Germ Fighting Benefits of Pomegranates
One particular benefit of pomegranates is that the juice was studied, along with mint hydrosol, for their ability to control E. coli and listeria growth on shredded carrots. It was concluded that using those as washing products can be used as a partial disinfection for carrots. It is promising to see this type of research being performed because the current method used for disinfecting produce for E. coli contamination is being questioned due to the recent romaine lettuce recall. (3)
How to Open and Eat a Pomegranate
Scientific benefits aside, pomegranates just taste darn wonderful. My favorite way to eat a pomegranate is as is – nothing extra. I have tried many different ways of getting one open, after watching this video some years ago and then being reminded of it in my Facebook memories, this has consistently been the best way to extract the seeds with ease.

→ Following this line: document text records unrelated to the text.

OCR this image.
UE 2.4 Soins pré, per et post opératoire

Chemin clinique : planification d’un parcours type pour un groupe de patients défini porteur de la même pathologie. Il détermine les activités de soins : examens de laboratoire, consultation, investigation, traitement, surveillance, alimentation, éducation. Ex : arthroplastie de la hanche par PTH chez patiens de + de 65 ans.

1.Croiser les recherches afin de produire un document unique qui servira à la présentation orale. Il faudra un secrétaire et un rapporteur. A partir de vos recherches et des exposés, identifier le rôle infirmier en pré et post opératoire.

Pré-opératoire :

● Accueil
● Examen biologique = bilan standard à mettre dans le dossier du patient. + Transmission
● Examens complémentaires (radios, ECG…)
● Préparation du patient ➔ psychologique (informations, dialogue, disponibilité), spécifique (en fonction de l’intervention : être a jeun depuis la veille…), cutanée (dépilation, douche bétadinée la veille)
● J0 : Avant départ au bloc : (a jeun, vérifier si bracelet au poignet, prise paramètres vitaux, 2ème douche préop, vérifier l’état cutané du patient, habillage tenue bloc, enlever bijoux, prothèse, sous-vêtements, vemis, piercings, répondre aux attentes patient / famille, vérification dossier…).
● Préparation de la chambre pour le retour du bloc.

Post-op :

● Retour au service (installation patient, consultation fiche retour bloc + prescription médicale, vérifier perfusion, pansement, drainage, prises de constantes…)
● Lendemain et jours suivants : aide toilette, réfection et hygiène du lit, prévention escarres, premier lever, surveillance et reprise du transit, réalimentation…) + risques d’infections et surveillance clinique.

Pomegranate Dessert Recipes
My favorite time of day to eat pomegranate is morning as breakfast or as brunch. The fiber density of the seeds help with supporting gut health balance. (4) There is nothing more satisfying than patiently opening a pomegranate, extracting each seed into a bowl, then eating handful after handful of your delicious efforts.
However, if you can resist eating the seeds long enough to prepare them and would like to incorporate these delectable red gems into a recipe, I found these dessert ideas definitely worth trying. Be sure to follow my Pinterest board for more delicious recipe ideas and plenty of health research to back it up.
- Homemade Pomegranate Chocolate Bark by rawmanda
- Pomegranate Chia Pudding by organicallymandy
- Pomegranate Nice Cream by krollskorner
- Blueberry Pomegranate Smoothie by onelovelylife
Moral of the story…
Keep trying new things. When you think that you don’t like something, that is perfectly acceptable. Don’t ever allow yourself to be bullied into trying something that you’re not comfortable with. Likewise, when you start to view this dislike in a different way, never be too stubborn to give it a second, third, or even fourth chance. At each attempt, we are given the opportunity to learn something new. Embrace the ability to learn new things.